Europe stands at the crossroads. Political guidance is needed to prevent the Eurozone from collapsing. The occasional high society chit chat during G8 meetings just won't cut it. What we have seen up till now is a European 'Union' moving at different speeds in multiple directions. The 'Merkozy Austerity Diktat' seems to have come to an end. France is rapidly changing course, much to the dismay of Berlin.
Can we say that Mr. Hollande is resolutely choosing Europe? His statements about the idea of issuing Eurobonds surely seem to support that thesis. Does this mean that Europe's future will depend (once more) on the outcome of a clash between Germany and France? Answering this question with a simple 'yes' would be a too optimistic interpretation of Europe's current situation. The still largely intergovernmental nature of the Union implies that any country holds the power to block Union initiatives in policy areas that are crucial when dealing with economical downturns (in this case a severe asymmetric shock dividing Europe in a wealthier 'Northern' group and a struggling 'Southern' part). Europe, as it is, is stuck. It cannot move forward under current conditions.
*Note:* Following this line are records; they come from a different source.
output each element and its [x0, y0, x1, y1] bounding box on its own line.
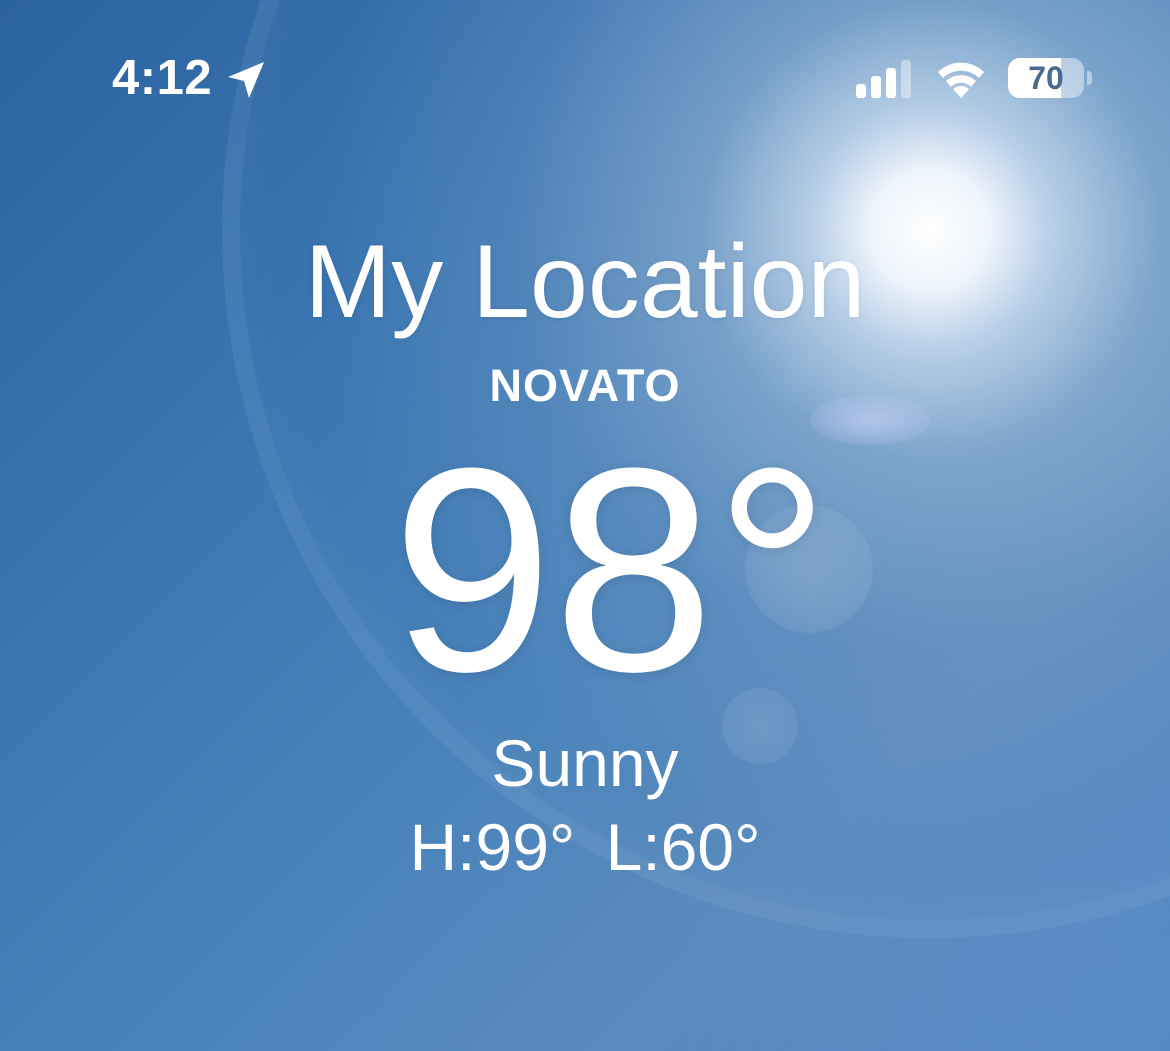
weather-screen: 4:12 70 My Location NOVATO 98° Sunny H:9… — [0, 0, 1170, 1051]
city-name: NOVATO — [489, 360, 681, 411]
high-low-temperature: H:99° L:60° — [409, 810, 761, 884]
location-title: My Location — [304, 224, 866, 340]
weather-condition: Sunny — [491, 726, 679, 800]
current-temperature: 98° — [391, 408, 831, 732]
weather-header: My Location NOVATO 98° Sunny H:99° L:60° — [0, 0, 1170, 1051]
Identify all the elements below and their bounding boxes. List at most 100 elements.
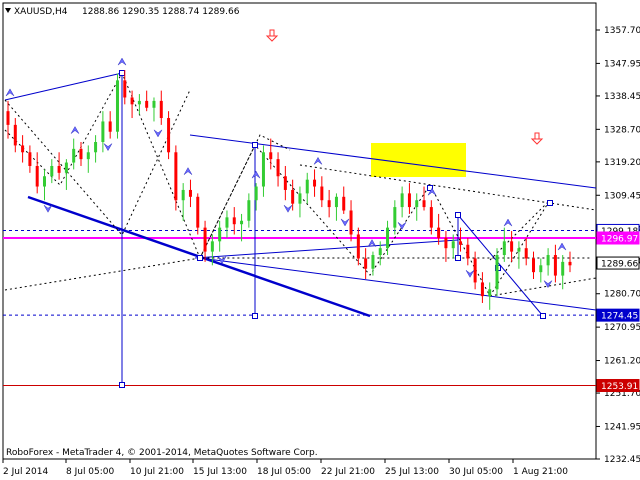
candle-body — [123, 80, 127, 98]
candle-body — [349, 210, 353, 235]
candle-body — [451, 241, 455, 249]
candle-body — [386, 227, 390, 249]
candle-body — [137, 100, 141, 105]
candle-body — [356, 234, 360, 259]
wave-path-3 — [199, 134, 291, 259]
anchor-point[interactable] — [252, 313, 258, 319]
candle-body — [225, 217, 229, 228]
lower-channel-line — [199, 257, 597, 311]
candle-body — [334, 196, 338, 208]
anchor-point[interactable] — [547, 200, 553, 206]
fractal-up-icon — [313, 156, 323, 165]
anchor-point[interactable] — [455, 255, 461, 261]
chart-window: 1357.70 1347.95 1338.45 1328.70 1319.20 1309.… — [0, 0, 640, 480]
candle-body — [240, 220, 244, 225]
candle-body — [174, 152, 178, 201]
anchor-point[interactable] — [455, 212, 461, 218]
candle-body — [320, 186, 324, 201]
candle-body — [568, 261, 572, 266]
y-tick-label: 1357.70 — [604, 26, 640, 36]
x-tick-label: 1 Aug 21:00 — [513, 467, 568, 477]
candle-body — [429, 207, 433, 228]
y-tick-label: 1328.70 — [604, 125, 640, 135]
fractal-up-icon — [503, 218, 513, 227]
candle-body — [210, 241, 214, 252]
candle-body — [64, 162, 68, 173]
candle-body — [108, 121, 112, 132]
candle-body — [415, 200, 419, 208]
anchor-point[interactable] — [197, 255, 203, 261]
x-tick-label: 2 Jul 2014 — [3, 467, 48, 477]
candle-body — [291, 189, 295, 204]
upper-channel-line-left — [4, 72, 123, 101]
candle-body — [327, 200, 331, 208]
y-tick-label: 1309.45 — [604, 191, 640, 201]
candle-body — [444, 237, 448, 249]
candle-body — [459, 241, 463, 245]
anchor-point[interactable] — [119, 382, 125, 388]
y-tick-label: 1241.95 — [604, 422, 640, 432]
anchor-point[interactable] — [540, 313, 546, 319]
symbol-label: XAUUSD,H4 — [14, 7, 68, 17]
candle-body — [400, 193, 404, 208]
x-tick-label: 10 Jul 21:00 — [130, 467, 184, 477]
x-tick-label: 30 Jul 05:00 — [449, 467, 503, 477]
candle-body — [407, 193, 411, 208]
candle-body — [6, 111, 10, 125]
candle-body — [539, 265, 543, 273]
y-tick-label: 1280.70 — [604, 290, 640, 300]
price-tag-label: 1274.45 — [601, 312, 638, 322]
candle-body — [276, 159, 280, 177]
candle-body — [532, 258, 536, 273]
arrow-down-icon — [530, 132, 544, 145]
candle-body — [13, 124, 17, 146]
candle-body — [50, 165, 54, 177]
fractal-down-icon — [340, 218, 350, 227]
candle-body — [21, 145, 25, 153]
plot-frame — [2, 2, 597, 460]
trend-lines — [4, 70, 597, 388]
price-tag-label: 1289.66 — [601, 260, 638, 270]
candle-body — [115, 80, 119, 132]
fractal-up-icon — [70, 126, 80, 134]
candle-body — [305, 179, 309, 194]
chart-menu-triangle-icon[interactable] — [5, 8, 11, 13]
candle-body — [145, 100, 149, 108]
y-tick-label: 1338.45 — [604, 92, 640, 102]
price-axis: 1357.70 1347.95 1338.45 1328.70 1319.20 1309.… — [596, 26, 640, 465]
candle-body — [378, 248, 382, 256]
x-tick-label: 8 Jul 05:00 — [66, 467, 115, 477]
candle-body — [437, 227, 441, 238]
candle-body — [196, 196, 200, 228]
anchor-point[interactable] — [252, 142, 258, 148]
wave-path-4 — [4, 257, 590, 291]
candle-body — [86, 152, 90, 160]
candle-body — [57, 165, 61, 173]
candle-body — [101, 121, 105, 143]
candle-body — [72, 148, 76, 163]
y-tick-label: 1347.95 — [604, 59, 640, 69]
price-chart[interactable]: 1357.70 1347.95 1338.45 1328.70 1319.20 1309.… — [0, 0, 640, 480]
price-tag-label: 1253.91 — [601, 382, 638, 392]
candle-body — [342, 196, 346, 211]
candle-body — [159, 100, 163, 119]
price-tag-label: 1296.97 — [601, 235, 638, 245]
time-axis: 2 Jul 2014 8 Jul 05:00 10 Jul 21:00 15 Jul … — [2, 459, 568, 477]
ohlc-values: 1288.86 1290.35 1288.74 1289.66 — [82, 7, 240, 17]
candle-body — [466, 244, 470, 259]
candle-body — [480, 282, 484, 297]
wave-path-6 — [489, 277, 597, 297]
candle-body — [232, 217, 236, 225]
candle-body — [167, 118, 171, 153]
fractal-up-icon — [251, 170, 261, 179]
candle-body — [247, 200, 251, 221]
candle-body — [364, 258, 368, 269]
price-tags: 1299.181296.971289.661274.451253.91 — [596, 223, 640, 392]
candle-body — [28, 152, 32, 166]
candle-body — [561, 261, 565, 276]
fractal-down-icon — [397, 222, 407, 230]
candle-body — [152, 100, 156, 108]
anchor-point[interactable] — [119, 70, 125, 76]
candle-body — [79, 148, 83, 160]
x-tick-label: 25 Jul 13:00 — [385, 467, 439, 477]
The financial crisis of 2008, that meanwhile has become a full-blown economic depression, hit the Union in its Achilles heel. The structure has slowly started to unravel. It seems as if it is every country for itself again. This attitude has consequences. Lack of political courage and a total absence of unity lead towards what was once thought impossible: the end of Europe as we know it. The Greek classical drama has been embodied by the elections of Sunday June 17th 2012. The polls learned us two important lessons:
- The outcome of one election session in one (small) European country can determine the future of an entire Union of 27 Member States, a project that took more than 50 years to build.
- Nea Dimokratia's modest victory was mostly due to the support of older segments of Greek Civil Society
This being said it seems clear that Europe's survival as a Union much depends on the degree to which national leaders relate to 'Project Europe'. The support of Germany, once a fierce defender of this project, has become increasingly important. Whether this furthers the integration cause can be doubted. Germany, the economic motor of the Union, is increasingly turning to itself. Both Angela Merkel and Wolfgang Schäuble are ever more negative about lending money to battered European economies. Hesitation - not curiosity in this case - could kill the cat.